Jouer et incarner un chef d’orchestre à l’écran
Et nous voici plongé dans une salle de cinéma. Raphaël Personnaz, comédien subtil, incarne Ravel avec talent consommé. Retenant les effets de pathos, il campe le compositeur avec beaucoup de crédibilité, réalise une performance d’autant plus spectaculaire qu’il doit diriger le Boléro sans avoir la compétence d’un vrai chef.
Il a, pour cela, bénéficié des conseils de Jean-Michel Ferran, compositeur et chef d’orchestre. « A l’origine, Anne Fontaine m’a sollicité pour apprendre à Raphaël Personnaz à diriger l’orchestre – ou du moins faire des gestes crédibles, nous explique ce musicien de haut niveau. J’ai travaillé avec Raphaël une dizaine de fois, pendant deux heures environ, pour l’aider à conduire « Le Boléro » ainsi qu’une partie de « La Valse ». Il m’a sidéré par son professionnalisme et son sens du travail. Il avait l’avantage d’être déjà musicien – trompettiste amateur, il sait lire la musique. Je l’ai fait travailler en miroir et j’ai tâché de lui faire comprendre les intentions du chef dont l’enregistrement allait être utilisé pour le film : à la fois les ralentis, les partis pris, la manière dont il fait sonner l’orchestre. Ce qui m’a surpris, c’est la capacité du comédien à s’adapter comme il l’a fait : diriger un orchestre quand on ne l’a jamais fait, c’est épatant. »

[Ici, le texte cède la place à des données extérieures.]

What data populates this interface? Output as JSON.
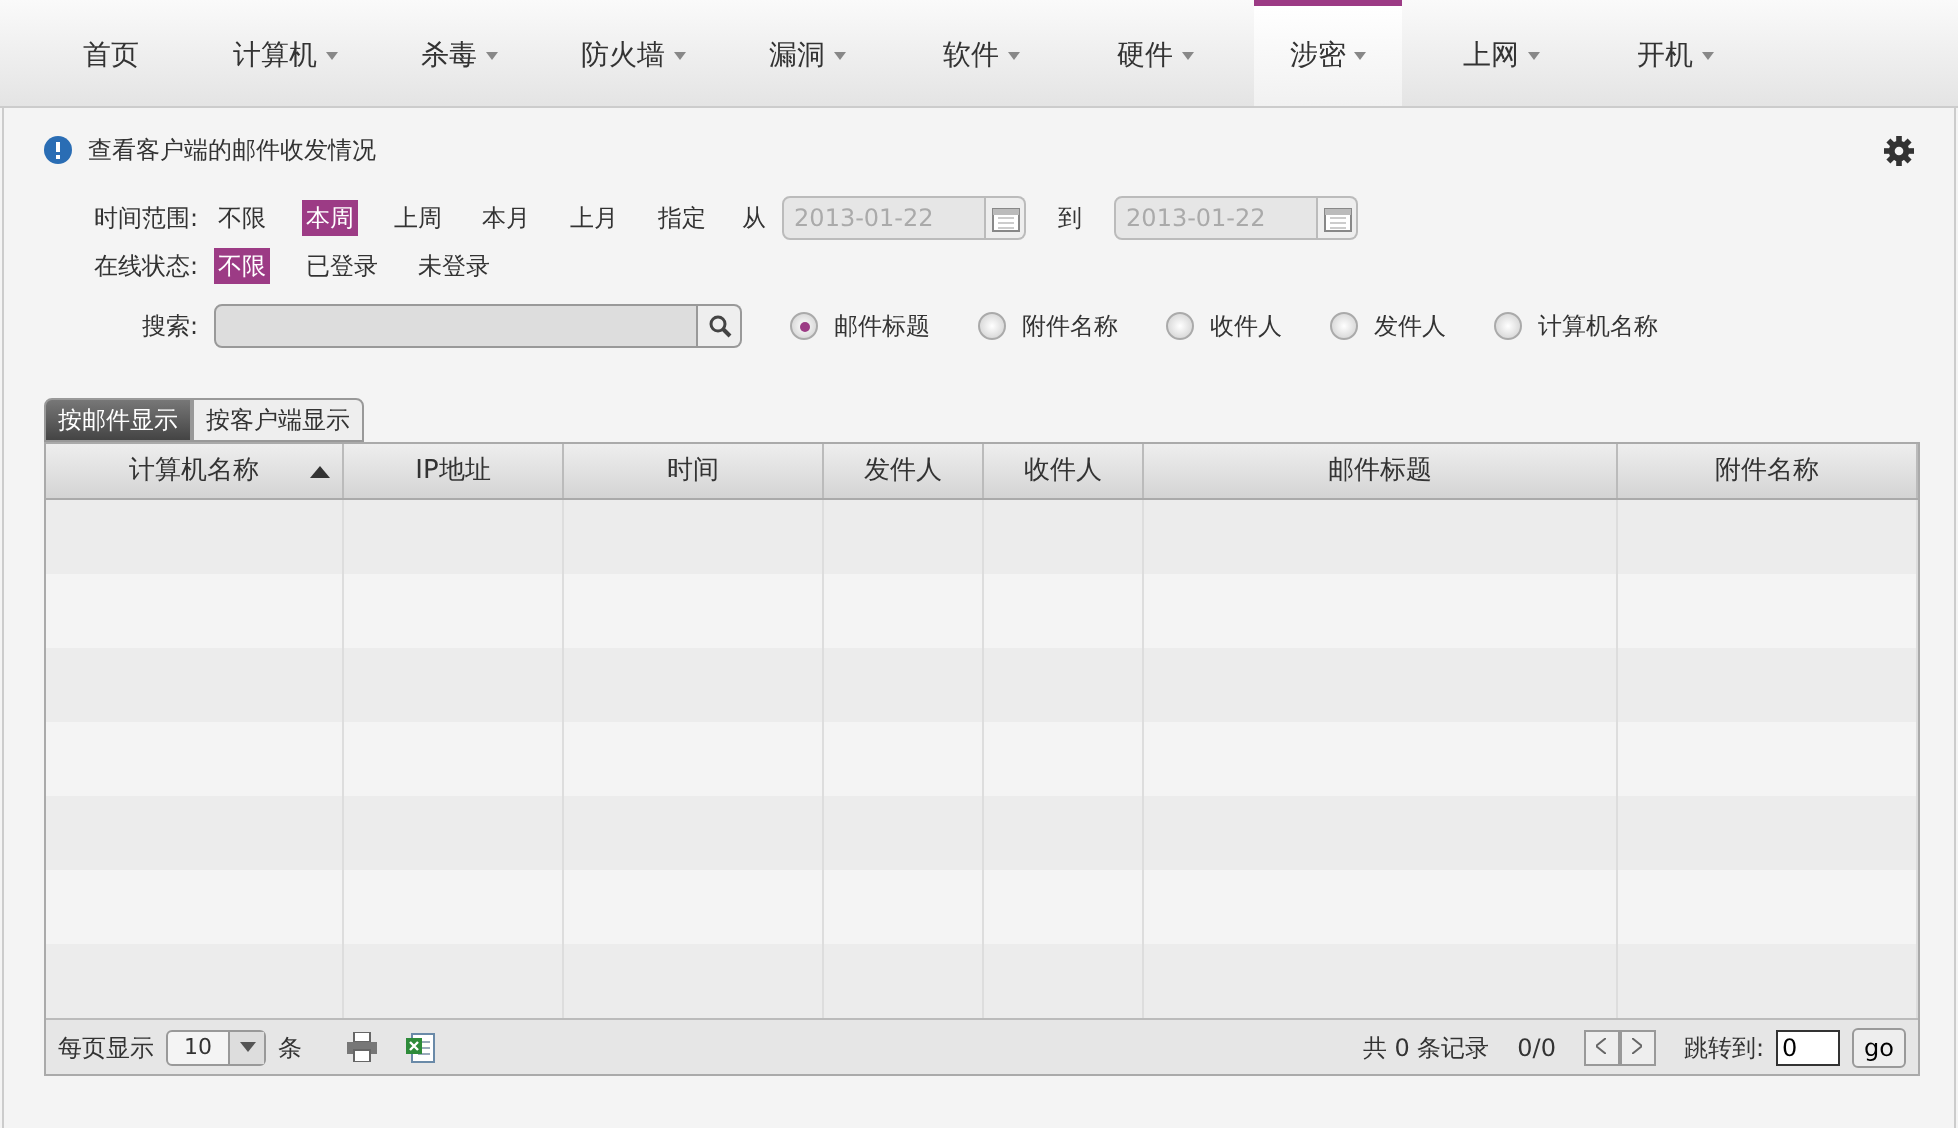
{
  "nav": [
    {
      "label": "首页",
      "dropdown": false,
      "selected": false
    },
    {
      "label": "计算机",
      "dropdown": true,
      "selected": false
    },
    {
      "label": "杀毒",
      "dropdown": true,
      "selected": false
    },
    {
      "label": "防火墙",
      "dropdown": true,
      "selected": false
    },
    {
      "label": "漏洞",
      "dropdown": true,
      "selected": false
    },
    {
      "label": "软件",
      "dropdown": true,
      "selected": false
    },
    {
      "label": "硬件",
      "dropdown": true,
      "selected": false
    },
    {
      "label": "涉密",
      "dropdown": true,
      "selected": true
    },
    {
      "label": "上网",
      "dropdown": true,
      "selected": false
    },
    {
      "label": "开机",
      "dropdown": true,
      "selected": false
    }
  ],
  "info": "查看客户端的邮件收发情况",
  "time_range": {
    "label": "时间范围:",
    "options": [
      {
        "label": "不限",
        "selected": false
      },
      {
        "label": "本周",
        "selected": true
      },
      {
        "label": "上周",
        "selected": false
      },
      {
        "label": "本月",
        "selected": false
      },
      {
        "label": "上月",
        "selected": false
      },
      {
        "label": "指定",
        "selected": false
      }
    ],
    "from_label": "从",
    "from_value": "2013-01-22",
    "to_label": "到",
    "to_value": "2013-01-22"
  },
  "online_status": {
    "label": "在线状态:",
    "options": [
      {
        "label": "不限",
        "selected": true
      },
      {
        "label": "已登录",
        "selected": false
      },
      {
        "label": "未登录",
        "selected": false
      }
    ]
  },
  "search": {
    "label": "搜索:",
    "fields": [
      {
        "label": "邮件标题",
        "selected": true
      },
      {
        "label": "附件名称",
        "selected": false
      },
      {
        "label": "收件人",
        "selected": false
      },
      {
        "label": "发件人",
        "selected": false
      },
      {
        "label": "计算机名称",
        "selected": false
      }
    ]
  },
  "view_tabs": [
    {
      "label": "按邮件显示",
      "selected": true
    },
    {
      "label": "按客户端显示",
      "selected": false
    }
  ],
  "table": {
    "columns": [
      {
        "label": "计算机名称",
        "sorted": true
      },
      {
        "label": "IP地址",
        "sorted": false
      },
      {
        "label": "时间",
        "sorted": false
      },
      {
        "label": "发件人",
        "sorted": false
      },
      {
        "label": "收件人",
        "sorted": false
      },
      {
        "label": "邮件标题",
        "sorted": false
      },
      {
        "label": "附件名称",
        "sorted": false
      }
    ]
  },
  "footer": {
    "per_page_label": "每页显示",
    "per_page": "10",
    "per_page_unit": "条",
    "total": "共 0 条记录",
    "pages": "0/0",
    "jump_label": "跳转到:",
    "jump_value": "0",
    "go": "go"
  }
}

Petit à petit, l’équipe d’Anne Fontaine a sollicité l’avis de Jean-Michel Ferran sur différents éléments, techniques ou musicologiques – les implantations de l’orchestre, l’écriture des manuscrits originaux, l’environnement général de l’histoire. Un travail collectif qui permet au film de respecter son sujet, d’éviter le ridicule des reconstitutions d’autrefois. Et d’émouvoir.
D’où vient l’inspiration ? Du boucan provoqué par une usine intérieure, usine à songes, à soleil, à tristesse. Elle vient quand on ne l’attend pas, quand on regarde ailleurs. Un chat qui danse, une grâce.